O que causou risadas na hora e um belo puxão de orelha da Aninha, fez com que eu passasse a noite simulando a pane e treinando para que tudo ficasse no automático. Então, quando no dia seguinte fizemos a simulação pendurada, eu fiz todo o procedimento corretamente, e quero acreditar que com a maior classe que já foi vista em procedimentos de pane. Obrigada. De nada.

AFF 1 – O primeiro salto

Nem preciso dizer que tava pilhadona né, e vendo o vídeo percebi que o meu cabelo representava a minha sensação.

Durante a subida do avião tudo que eu conseguia pensar era nas coisas que eu deveria fazer durante o salto. Checagem na porta, passo a passo da saída. Avião, avião, avião (tempo de saída do avião em vento relativo). Fazer 3 simulações, esperar o altímetro dar 6 mil pés e comandar (abrir) o paraquedas.

Eu só conseguia pensar nisso porque se eu pensasse em qualquer outra coisa ia ficar mais ligadona ainda, então juntei todas as minhas energias e ficava pensando e repensando nesses procedimentos até chegar a hora de sair, e ai assim que eu sai eu entrei em modo automático, fazendo como eu tinha imaginado. No vídeo parece rápido e relativamente aceitável. Na minha cabeça estava assim: AAAAAAI CACETE QUANTO VENTO, COMO RAIOS EU RESPIRO COM TODO ESSE VENTO, MEU DEUS EU ESQUECI COMO SE RESPIRA! EITA, EU NÃO ACHO ESSA PORRA DE PILOTINHO NUNCA. DEEEEEEEEEEEEEEEUS NÃO VAI CHEGAR A 6 MIL NUNCA.

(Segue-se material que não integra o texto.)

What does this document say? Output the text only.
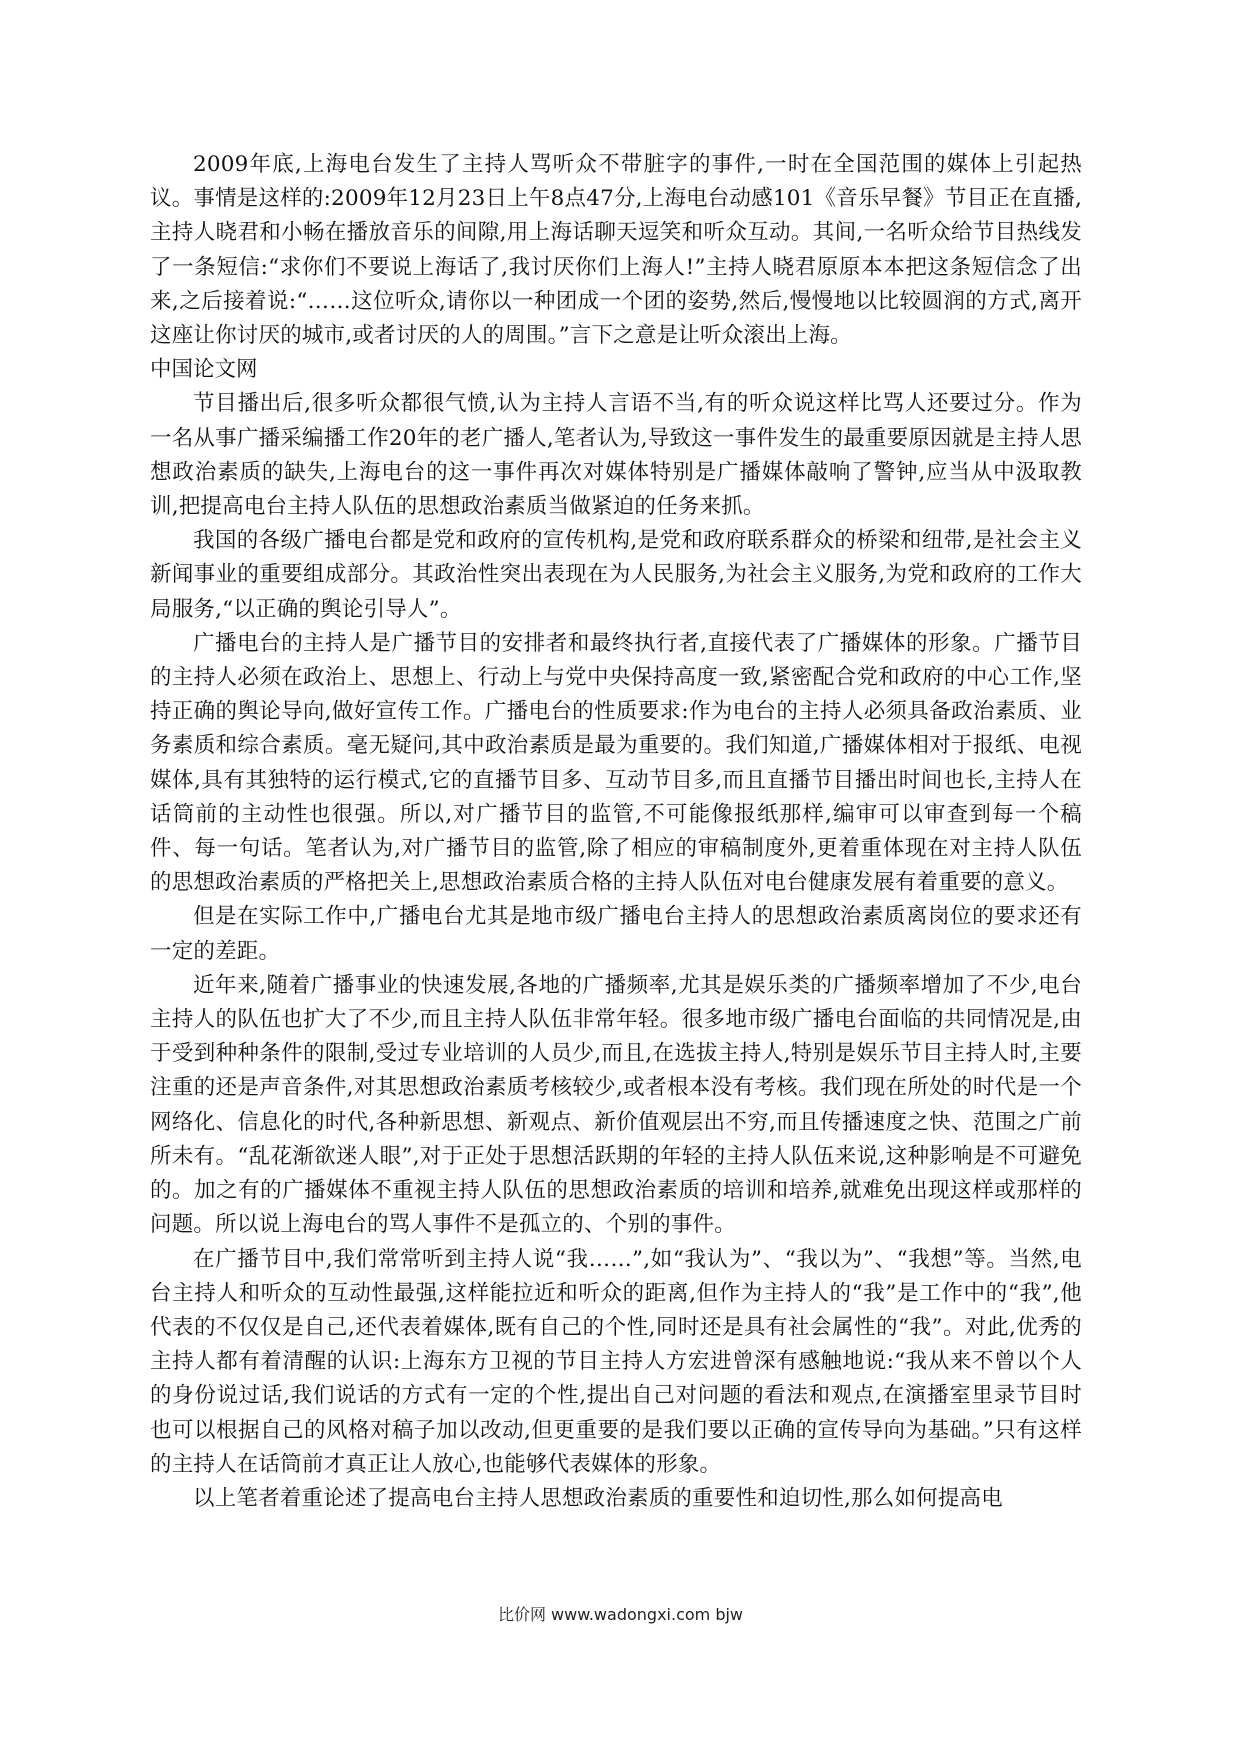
2009年底,上海电台发生了主持人骂听众不带脏字的事件,一时在全国范围的媒体上引起热议。事情是这样的:2009年12月23日上午8点47分,上海电台动感101《音乐早餐》节目正在直播,主持人晓君和小畅在播放音乐的间隙,用上海话聊天逗笑和听众互动。其间,一名听众给节目热线发了一条短信:“求你们不要说上海话了,我讨厌你们上海人!”主持人晓君原原本本把这条短信念了出来,之后接着说:“……这位听众,请你以一种团成一个团的姿势,然后,慢慢地以比较圆润的方式,离开这座让你讨厌的城市,或者讨厌的人的周围。”言下之意是让听众滚出上海。

中国论文网

节目播出后,很多听众都很气愤,认为主持人言语不当,有的听众说这样比骂人还要过分。作为一名从事广播采编播工作20年的老广播人,笔者认为,导致这一事件发生的最重要原因就是主持人思想政治素质的缺失,上海电台的这一事件再次对媒体特别是广播媒体敲响了警钟,应当从中汲取教训,把提高电台主持人队伍的思想政治素质当做紧迫的任务来抓。

我国的各级广播电台都是党和政府的宣传机构,是党和政府联系群众的桥梁和纽带,是社会主义新闻事业的重要组成部分。其政治性突出表现在为人民服务,为社会主义服务,为党和政府的工作大局服务,“以正确的舆论引导人”。

广播电台的主持人是广播节目的安排者和最终执行者,直接代表了广播媒体的形象。广播节目的主持人必须在政治上、思想上、行动上与党中央保持高度一致,紧密配合党和政府的中心工作,坚持正确的舆论导向,做好宣传工作。广播电台的性质要求:作为电台的主持人必须具备政治素质、业务素质和综合素质。毫无疑问,其中政治素质是最为重要的。我们知道,广播媒体相对于报纸、电视媒体,具有其独特的运行模式,它的直播节目多、互动节目多,而且直播节目播出时间也长,主持人在话筒前的主动性也很强。所以,对广播节目的监管,不可能像报纸那样,编审可以审查到每一个稿件、每一句话。笔者认为,对广播节目的监管,除了相应的审稿制度外,更着重体现在对主持人队伍的思想政治素质的严格把关上,思想政治素质合格的主持人队伍对电台健康发展有着重要的意义。

但是在实际工作中,广播电台尤其是地市级广播电台主持人的思想政治素质离岗位的要求还有一定的差距。

近年来,随着广播事业的快速发展,各地的广播频率,尤其是娱乐类的广播频率增加了不少,电台主持人的队伍也扩大了不少,而且主持人队伍非常年轻。很多地市级广播电台面临的共同情况是,由于受到种种条件的限制,受过专业培训的人员少,而且,在选拔主持人,特别是娱乐节目主持人时,主要注重的还是声音条件,对其思想政治素质考核较少,或者根本没有考核。我们现在所处的时代是一个网络化、信息化的时代,各种新思想、新观点、新价值观层出不穷,而且传播速度之快、范围之广前所未有。“乱花渐欲迷人眼”,对于正处于思想活跃期的年轻的主持人队伍来说,这种影响是不可避免的。加之有的广播媒体不重视主持人队伍的思想政治素质的培训和培养,就难免出现这样或那样的问题。所以说上海电台的骂人事件不是孤立的、个别的事件。

在广播节目中,我们常常听到主持人说“我……”,如“我认为”、“我以为”、“我想”等。当然,电台主持人和听众的互动性最强,这样能拉近和听众的距离,但作为主持人的“我”是工作中的“我”,他代表的不仅仅是自己,还代表着媒体,既有自己的个性,同时还是具有社会属性的“我”。对此,优秀的主持人都有着清醒的认识:上海东方卫视的节目主持人方宏进曾深有感触地说:“我从来不曾以个人的身份说过话,我们说话的方式有一定的个性,提出自己对问题的看法和观点,在演播室里录节目时也可以根据自己的风格对稿子加以改动,但更重要的是我们要以正确的宣传导向为基础。”只有这样的主持人在话筒前才真正让人放心,也能够代表媒体的形象。

以上笔者着重论述了提高电台主持人思想政治素质的重要性和迫切性,那么如何提高电

比价网 www.wadongxi.com bjw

Ai chegou, e assim que meu paraquedas abriu eu dei aquela olhada cheia de expectativa para o paraquedas para constatar que felizmente não havia nenhuma pane e ai que comecei a gritar como a pessoa louca que eu sou. Todo o desespero e vontade de que chegasse a 6 mil logo, passou a ser uma risada de felicidade e a decisão de que eu tinha amado cada segundo disso. Ai eu me toquei que ainda não tinha terminado porque veio a voz do instrutor James no meu capacete mandando eu fazer a checagem do paraquedas e me passando as coordenadas para navegação. E com tudo que a Aninha fez eu decorar eu estava até, relativamente, tranquila, mas ao ir chegando no chão a única coisa que eu pensava era: nem ferrando que eu vou aparecer no vídeo pousando de bunda…

AFF 2: Simulação. Curva a esquerda 90º, curva a direita 90º, track por 4 segundos. Altura. Comandar. Nada de interessante para contar aqui.

AFF 3: Simulação, desconexão dos instrutores e houver.
Ou seja, após os instrutores me soltarem totalmente eu deveria continuar caindo tranquilamente, claaaro não foi isso que aconteceu, após eu perceber que os dois me soltaram eu comecei a achar que eu estava girando porque eu estava vendo eles, então eu resolvi fazer um giro, mas eu não sabia fazer um giro então dei aquela desentortada, consegui consertar, foco em não se mexer e abrir. Tudo errado certo por aqui.

AFF 4: A partir deste salto há apenas um instrutor e ele irá te soltar assim que sair do VR (vento relativo). Temos que fazer: curva 90º a esquerda, 90º a direita, track e comandar. E detalhe, olhar o altímetro entre todas as ações.
Mas o que eu fiz foi: curva 180º, curva 90º esquerda, 90º a direita, checar o altímetro me causou outra curva, fazer o track fazendo curva, olhar o altímetro e rodar mais ainda pra ver a Aninha mandando eu comandar.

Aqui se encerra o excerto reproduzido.